念のため定期的に診察に伺う約束を取り付け、陛下の体力回復については王宮医師へ任ることにした。
一週間後。
私は陛下に呼ばれ、国王の私室を訪れていた。
陛下はゆったりとしたガウン姿で長椅子に座っている。横には王太子アルフレッド殿下、後ろには王弟ジェラルド殿下とフェリクス殿下が立っていた。

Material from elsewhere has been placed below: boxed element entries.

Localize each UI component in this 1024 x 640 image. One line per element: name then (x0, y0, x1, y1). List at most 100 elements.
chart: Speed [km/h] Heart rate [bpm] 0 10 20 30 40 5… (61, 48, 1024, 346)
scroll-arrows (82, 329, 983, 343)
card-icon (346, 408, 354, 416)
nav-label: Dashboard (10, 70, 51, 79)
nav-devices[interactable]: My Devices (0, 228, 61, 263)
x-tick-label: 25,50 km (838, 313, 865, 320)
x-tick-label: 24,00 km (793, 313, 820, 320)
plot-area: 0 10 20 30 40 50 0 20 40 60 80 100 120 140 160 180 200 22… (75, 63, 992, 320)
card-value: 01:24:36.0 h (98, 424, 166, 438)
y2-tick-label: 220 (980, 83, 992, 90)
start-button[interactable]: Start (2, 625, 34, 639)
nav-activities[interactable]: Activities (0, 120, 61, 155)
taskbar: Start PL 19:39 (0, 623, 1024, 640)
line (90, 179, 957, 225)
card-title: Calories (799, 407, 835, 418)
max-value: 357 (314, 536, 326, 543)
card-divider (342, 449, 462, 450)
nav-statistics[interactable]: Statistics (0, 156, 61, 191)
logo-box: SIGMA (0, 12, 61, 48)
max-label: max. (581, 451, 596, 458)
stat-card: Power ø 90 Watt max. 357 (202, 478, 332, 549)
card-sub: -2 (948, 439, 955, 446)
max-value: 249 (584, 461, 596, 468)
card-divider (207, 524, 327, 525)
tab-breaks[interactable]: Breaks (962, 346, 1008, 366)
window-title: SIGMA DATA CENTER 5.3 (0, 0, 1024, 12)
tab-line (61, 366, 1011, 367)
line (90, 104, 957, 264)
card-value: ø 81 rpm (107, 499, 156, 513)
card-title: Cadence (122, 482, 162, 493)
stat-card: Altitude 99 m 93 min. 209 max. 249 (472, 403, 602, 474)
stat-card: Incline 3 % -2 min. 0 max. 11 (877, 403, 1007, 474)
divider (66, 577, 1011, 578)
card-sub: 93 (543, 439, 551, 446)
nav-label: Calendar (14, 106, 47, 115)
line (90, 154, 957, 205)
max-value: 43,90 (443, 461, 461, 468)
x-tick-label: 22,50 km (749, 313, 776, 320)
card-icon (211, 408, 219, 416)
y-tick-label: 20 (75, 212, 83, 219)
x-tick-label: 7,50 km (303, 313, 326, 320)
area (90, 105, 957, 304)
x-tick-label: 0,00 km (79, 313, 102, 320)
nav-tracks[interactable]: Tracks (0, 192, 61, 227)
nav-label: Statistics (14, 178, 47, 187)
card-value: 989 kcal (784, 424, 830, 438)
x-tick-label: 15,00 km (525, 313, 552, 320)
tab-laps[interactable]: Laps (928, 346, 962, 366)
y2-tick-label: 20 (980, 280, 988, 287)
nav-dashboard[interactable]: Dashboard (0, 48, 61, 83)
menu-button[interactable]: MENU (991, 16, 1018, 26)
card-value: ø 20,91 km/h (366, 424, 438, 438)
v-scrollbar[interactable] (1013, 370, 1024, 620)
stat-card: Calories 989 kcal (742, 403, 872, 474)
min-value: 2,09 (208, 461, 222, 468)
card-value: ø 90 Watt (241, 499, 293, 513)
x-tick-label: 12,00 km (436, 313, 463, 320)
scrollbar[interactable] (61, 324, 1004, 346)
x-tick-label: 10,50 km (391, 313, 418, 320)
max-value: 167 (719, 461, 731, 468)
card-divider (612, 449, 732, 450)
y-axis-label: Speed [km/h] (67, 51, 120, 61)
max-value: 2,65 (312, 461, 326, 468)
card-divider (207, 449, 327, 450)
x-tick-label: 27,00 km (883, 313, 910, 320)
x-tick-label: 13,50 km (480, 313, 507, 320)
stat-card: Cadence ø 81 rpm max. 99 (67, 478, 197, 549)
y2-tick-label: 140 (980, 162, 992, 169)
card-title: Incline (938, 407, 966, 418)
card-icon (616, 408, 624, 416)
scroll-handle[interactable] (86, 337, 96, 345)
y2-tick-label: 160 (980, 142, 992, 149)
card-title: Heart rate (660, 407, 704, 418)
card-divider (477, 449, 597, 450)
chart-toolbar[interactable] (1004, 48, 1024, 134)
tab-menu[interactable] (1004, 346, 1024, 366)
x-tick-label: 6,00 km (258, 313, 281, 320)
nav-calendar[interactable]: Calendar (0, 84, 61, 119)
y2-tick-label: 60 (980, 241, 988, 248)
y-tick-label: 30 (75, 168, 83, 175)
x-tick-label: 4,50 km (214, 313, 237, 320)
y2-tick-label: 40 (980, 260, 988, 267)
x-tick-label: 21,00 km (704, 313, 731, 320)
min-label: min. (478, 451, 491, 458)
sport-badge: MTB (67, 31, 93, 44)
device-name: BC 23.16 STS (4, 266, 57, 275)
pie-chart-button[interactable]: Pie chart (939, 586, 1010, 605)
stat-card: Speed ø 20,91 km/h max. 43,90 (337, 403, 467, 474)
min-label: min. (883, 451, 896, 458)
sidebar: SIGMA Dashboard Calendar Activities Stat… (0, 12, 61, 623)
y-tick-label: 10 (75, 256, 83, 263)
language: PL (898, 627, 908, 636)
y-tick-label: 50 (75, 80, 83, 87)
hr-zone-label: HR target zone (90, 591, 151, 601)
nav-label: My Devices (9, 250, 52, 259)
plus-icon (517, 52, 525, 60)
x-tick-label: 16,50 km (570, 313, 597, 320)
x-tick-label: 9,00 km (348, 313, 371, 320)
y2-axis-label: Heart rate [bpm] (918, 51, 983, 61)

「まだ本調子ではないのでな、こんな姿で失礼する。シャンタル殿。まずは此度のこと、礼を言う。そなたのおかげで命拾いした」
「はっ。陛下の御為に助力できたこと、光栄に思います」
「事情は聞いた。約束通り、我が国でそなたたちを受け入れよう」
「ありがとうございます」
これでようやく、この国に落ち着ける。
住むところを探さないとな。
手頃な賃料の家が見つかるといいけど。
なんてことを考えている私に、陛下がにこやかに話しかけた。
「ところで、今後のことは決めているのか?」
「まだ考えておりません。まずは生活を落ち着けてからかと」
「それならば頼みがある。我が国の精霊術は、他国に遅れを取っている。そなたの手で、精霊術を浸透させて欲しいのだ」
それは構わない。精霊術をこの国に広めることは、私にとっても益のあることだ。
だが、具体性に欠けていて何から手をつければ分からない。
「具体的には何を?」
「この王都に学園がある。ちなみに学園長はジェラルドだ。学生は貴族の子弟が中心だが、平民の子弟もいる。我が国はまだまだ人材不足だからな。貴賤を問わず、優秀な人材を受け入れているのだ。シャンタル殿には、そこの特別講師になってもらいたい。もちろん、給金も支払う」
「まずはこの国の未来を担う若者に対して、精霊術の知識を浸透させるということですね」
「そうだ。さすがシャンタル殿、理解が早い」
「陛下!お待ち下さい」
ジェラルド殿下が慌てた様子で口を挟んだ。
「ジェラルド、我が国民に精霊術の流布が必要なことは、精霊嫌いのお前でも分かっているだろう」
「ですが……」
なるほど。ジェラルド殿下は精霊がお嫌いなのか。
精霊や精霊士に偏見を持つ者は珍しくない。
陛下や他の王子は精霊に偏見が無い様子だが、なぜ彼だけがこんなに嫌悪を示すのだろう。
「分かりました。講師の件、引き受けましょう」
「では決まりだ。ジェラルド、手続きは頼んだぞ」
「はっ」
ジェラルド殿下が苦虫を噛み潰したような表情で答えた。
こりゃ、ちょっと苦労するかもなあ。